Vorhin kam ein Zwischenruf von Ihrer Kollegin, die hinter Frau Giegengack saß, da war es eben so, dass dieses Autarkiethema angesprochen wurde nach dem Motto, es sollte alles hier vor Ort sein. Und auf diesen bin ich damit eingegangen. Ich weiß jetzt nicht – wir werden es im Protokoll sicher noch einmal lesen können –, es war deutlich von mir zu vernehmen. Deshalb habe ich es angesprochen. Mir liegt also kein Papier vor, sondern es war ein Zwischenruf, der hier gekommen ist und der natürlich auch eine Haltung – Frau Hermenau hat ja den Begriff Haltung genannt –,

(Antje Hermenau, GRÜNE:... gemeint! – Zuruf von der NPD: Das fordert auch die SPÖ!)

eine innere Haltung zu dem Thema gemeint und auch genannt hat, und wir reden hier auch von Persönlichkeiten und Haltungen, die sichtbar sind, und da kam genau so eine Haltung zur Autarkie zur Sprache.
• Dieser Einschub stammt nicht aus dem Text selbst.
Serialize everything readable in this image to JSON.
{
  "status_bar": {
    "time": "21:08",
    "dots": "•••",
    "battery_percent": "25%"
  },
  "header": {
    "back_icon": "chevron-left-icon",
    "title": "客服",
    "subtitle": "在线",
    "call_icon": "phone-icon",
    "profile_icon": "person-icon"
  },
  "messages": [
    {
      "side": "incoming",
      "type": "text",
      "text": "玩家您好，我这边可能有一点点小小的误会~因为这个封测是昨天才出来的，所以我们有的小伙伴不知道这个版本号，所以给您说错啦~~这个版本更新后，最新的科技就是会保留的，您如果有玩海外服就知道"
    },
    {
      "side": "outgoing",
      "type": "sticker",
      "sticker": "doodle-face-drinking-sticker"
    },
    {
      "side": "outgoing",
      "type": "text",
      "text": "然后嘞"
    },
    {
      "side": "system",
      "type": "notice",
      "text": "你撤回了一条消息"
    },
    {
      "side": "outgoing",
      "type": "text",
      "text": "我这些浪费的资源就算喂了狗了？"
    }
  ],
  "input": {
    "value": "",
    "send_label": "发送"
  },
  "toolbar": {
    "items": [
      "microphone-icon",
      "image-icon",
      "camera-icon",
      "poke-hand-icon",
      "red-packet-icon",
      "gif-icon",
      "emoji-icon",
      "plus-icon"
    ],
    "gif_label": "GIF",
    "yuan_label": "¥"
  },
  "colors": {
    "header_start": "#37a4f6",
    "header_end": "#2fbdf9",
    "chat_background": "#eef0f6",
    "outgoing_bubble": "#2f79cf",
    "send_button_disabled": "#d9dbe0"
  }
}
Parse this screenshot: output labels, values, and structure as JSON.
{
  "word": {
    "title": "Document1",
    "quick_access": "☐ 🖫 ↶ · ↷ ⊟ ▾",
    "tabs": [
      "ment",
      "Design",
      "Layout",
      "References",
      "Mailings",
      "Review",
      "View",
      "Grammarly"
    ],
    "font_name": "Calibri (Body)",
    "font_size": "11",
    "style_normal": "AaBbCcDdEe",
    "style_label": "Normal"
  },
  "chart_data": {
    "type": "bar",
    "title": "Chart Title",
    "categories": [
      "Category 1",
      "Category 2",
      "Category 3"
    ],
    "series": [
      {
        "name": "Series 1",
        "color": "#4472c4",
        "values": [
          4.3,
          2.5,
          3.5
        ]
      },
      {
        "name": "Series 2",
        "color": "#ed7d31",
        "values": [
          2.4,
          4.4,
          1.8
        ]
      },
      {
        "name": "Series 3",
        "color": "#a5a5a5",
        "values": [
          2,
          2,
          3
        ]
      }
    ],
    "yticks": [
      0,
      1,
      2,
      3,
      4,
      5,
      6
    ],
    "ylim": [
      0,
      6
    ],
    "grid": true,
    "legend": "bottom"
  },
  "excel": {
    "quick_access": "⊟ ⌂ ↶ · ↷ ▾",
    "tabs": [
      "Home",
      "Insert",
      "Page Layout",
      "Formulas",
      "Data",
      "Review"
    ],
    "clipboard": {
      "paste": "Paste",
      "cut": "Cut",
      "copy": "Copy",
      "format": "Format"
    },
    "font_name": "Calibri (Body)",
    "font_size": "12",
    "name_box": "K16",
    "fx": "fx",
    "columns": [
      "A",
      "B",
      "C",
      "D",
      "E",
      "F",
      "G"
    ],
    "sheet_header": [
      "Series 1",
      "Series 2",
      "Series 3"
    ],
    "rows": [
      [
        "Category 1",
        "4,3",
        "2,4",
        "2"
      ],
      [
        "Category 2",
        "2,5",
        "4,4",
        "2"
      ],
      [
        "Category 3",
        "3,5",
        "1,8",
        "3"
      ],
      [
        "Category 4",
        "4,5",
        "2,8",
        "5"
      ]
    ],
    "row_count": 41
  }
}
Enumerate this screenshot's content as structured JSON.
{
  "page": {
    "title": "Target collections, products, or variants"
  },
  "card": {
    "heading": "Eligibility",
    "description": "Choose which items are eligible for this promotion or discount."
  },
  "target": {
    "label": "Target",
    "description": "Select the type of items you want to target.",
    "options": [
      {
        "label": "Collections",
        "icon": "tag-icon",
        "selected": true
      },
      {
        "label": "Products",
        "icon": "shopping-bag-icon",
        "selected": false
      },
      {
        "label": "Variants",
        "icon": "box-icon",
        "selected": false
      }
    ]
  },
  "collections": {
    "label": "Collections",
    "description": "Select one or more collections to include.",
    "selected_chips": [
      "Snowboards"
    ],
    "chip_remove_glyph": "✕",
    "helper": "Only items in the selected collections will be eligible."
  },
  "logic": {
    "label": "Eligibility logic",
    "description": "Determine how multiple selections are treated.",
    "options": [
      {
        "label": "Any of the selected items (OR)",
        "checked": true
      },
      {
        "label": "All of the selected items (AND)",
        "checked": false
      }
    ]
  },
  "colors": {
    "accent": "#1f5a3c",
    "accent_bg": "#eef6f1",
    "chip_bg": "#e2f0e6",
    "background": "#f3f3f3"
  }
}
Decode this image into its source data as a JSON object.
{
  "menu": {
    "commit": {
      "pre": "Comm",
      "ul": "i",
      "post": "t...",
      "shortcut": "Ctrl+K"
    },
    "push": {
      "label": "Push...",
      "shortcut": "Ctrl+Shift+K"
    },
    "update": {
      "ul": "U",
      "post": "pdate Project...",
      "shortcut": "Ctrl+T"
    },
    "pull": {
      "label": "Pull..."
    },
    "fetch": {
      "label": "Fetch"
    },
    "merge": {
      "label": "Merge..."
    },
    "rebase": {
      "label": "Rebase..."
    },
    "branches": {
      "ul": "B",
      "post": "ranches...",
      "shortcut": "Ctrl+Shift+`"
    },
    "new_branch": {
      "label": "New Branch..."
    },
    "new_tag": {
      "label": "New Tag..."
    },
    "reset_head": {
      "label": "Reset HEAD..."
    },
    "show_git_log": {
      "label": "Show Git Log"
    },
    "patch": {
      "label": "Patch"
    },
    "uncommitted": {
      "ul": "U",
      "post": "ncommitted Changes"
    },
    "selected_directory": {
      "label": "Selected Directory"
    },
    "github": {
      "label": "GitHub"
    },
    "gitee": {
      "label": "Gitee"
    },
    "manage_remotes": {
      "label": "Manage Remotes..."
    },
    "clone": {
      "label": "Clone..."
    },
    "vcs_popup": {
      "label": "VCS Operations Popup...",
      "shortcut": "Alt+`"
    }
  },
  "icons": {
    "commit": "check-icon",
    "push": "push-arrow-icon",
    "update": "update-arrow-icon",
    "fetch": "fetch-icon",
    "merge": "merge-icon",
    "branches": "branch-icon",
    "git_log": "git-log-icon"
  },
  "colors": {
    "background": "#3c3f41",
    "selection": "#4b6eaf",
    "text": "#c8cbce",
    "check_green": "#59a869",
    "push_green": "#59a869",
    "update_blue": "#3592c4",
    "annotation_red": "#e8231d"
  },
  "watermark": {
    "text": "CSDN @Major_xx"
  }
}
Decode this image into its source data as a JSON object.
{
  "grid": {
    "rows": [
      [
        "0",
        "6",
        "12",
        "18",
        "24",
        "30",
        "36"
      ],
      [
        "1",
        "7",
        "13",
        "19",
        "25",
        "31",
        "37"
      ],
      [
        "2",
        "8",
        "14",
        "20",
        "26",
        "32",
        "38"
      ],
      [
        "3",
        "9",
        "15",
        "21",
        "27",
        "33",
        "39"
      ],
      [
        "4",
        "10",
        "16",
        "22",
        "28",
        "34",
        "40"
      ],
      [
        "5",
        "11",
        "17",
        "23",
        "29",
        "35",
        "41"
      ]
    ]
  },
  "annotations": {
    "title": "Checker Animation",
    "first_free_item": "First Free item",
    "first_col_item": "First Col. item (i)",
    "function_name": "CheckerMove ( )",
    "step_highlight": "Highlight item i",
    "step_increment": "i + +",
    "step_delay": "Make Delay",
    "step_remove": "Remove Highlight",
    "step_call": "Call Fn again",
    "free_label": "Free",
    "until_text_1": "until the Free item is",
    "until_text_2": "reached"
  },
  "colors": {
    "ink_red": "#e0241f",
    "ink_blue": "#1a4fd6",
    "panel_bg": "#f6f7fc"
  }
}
Deswegen spreche ich das hier an.

(Beifall bei der CDU und der FDP)

Gestatten Sie noch eine Zwischenfrage? – Bitte, Herr Lichdi.

Herr Kollege von Breitenbuch, Sie stimmen mir also zu, dass Ihnen kein Dokument der GRÜNEN-Partei in Sachsen oder in Deutschland bekannt ist, in dem das Wort „Energieautarkie“ vorkommt. – Vielen Dank.